At the same time, "Alexander" sometimes fails to go far enough: His bisexuality is merely suggested. He tells his lifelong friend, Hephaistion (Jared Leto), that he loves and needs him more than anyone else in the world, and Hephaistion responds that he's jealous of losing Alexander to the worlds he's conquering. But that's it. Like Matt, the lone gay character on "Melrose Place," Alexander gets to give and receive meaningful glances and heartfelt hugs, and he shares a quick kiss with a servant boy. But it's almost as if Stone was afraid of alienating much of his audience with an all-male love scene.

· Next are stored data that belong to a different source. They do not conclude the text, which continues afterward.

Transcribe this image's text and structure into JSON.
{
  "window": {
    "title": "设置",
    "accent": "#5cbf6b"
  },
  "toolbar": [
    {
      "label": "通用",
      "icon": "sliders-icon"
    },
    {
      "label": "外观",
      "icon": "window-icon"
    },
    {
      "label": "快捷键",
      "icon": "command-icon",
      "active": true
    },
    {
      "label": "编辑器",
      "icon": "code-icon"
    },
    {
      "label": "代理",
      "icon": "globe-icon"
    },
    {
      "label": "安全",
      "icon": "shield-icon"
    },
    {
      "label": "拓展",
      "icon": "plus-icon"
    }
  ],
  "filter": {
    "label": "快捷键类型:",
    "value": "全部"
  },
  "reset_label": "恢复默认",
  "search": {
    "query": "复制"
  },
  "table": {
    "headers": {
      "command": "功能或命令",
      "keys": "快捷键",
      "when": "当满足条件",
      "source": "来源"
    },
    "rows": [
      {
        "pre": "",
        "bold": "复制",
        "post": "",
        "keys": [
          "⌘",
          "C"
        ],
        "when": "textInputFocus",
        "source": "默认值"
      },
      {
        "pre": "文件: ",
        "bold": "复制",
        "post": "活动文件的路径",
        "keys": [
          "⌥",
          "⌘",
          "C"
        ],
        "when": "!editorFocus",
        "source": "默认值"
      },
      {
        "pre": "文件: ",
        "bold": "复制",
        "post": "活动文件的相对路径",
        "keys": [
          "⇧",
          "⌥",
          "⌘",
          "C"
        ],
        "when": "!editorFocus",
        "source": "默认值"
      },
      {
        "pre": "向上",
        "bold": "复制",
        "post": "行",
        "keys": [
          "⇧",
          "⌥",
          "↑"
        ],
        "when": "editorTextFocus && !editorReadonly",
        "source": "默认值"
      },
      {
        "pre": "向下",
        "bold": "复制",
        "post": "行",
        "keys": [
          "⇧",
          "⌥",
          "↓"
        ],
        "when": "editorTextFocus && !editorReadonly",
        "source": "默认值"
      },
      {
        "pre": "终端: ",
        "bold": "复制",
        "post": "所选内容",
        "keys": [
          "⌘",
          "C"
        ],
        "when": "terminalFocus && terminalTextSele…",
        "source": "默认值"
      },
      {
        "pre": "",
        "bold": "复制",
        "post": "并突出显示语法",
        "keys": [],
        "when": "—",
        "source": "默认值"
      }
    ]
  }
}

(Alexander does get it on during his wedding night, though, after marrying exotic dancer Roxane, played by Rosario Dawson.)

Considering that he's supposedly the most important person in Alexander's life, though, Hephaistion gets little to do: Leto is Farnsworth to Farrell's P. Diddy, though his long, stringy hair and permanent eye liner make him look more like Ozzy Osbourne.

He's at Alexander's side for the film's two major battles — the first, against the Persians in the CGI-laden Battle of Gaugmela; the second, a gritty, magenta-hued forest fight against Indian warriors sitting atop armored elephants.

Just when things get going, though, Stone drags the film's energy to a halt by returning repeatedly to Alexander's ally Ptolemy, now aged and played by Anthony Hopkins, toddling around barefoot in a white tunic and deifying his buddy years later while surveying an incredibly fake-looking harbor of Alexandria.

"A friend to man, he changed the world," Ptolemy recalls, ever the reverent narrator. In today's vernacular, we'd say he was a uniter, not a divider.

"Alexander," a Warner Brothers release, is rated R for violence and some nudity/sexuality. Running time: 175 minutes. One and a half stars out of four.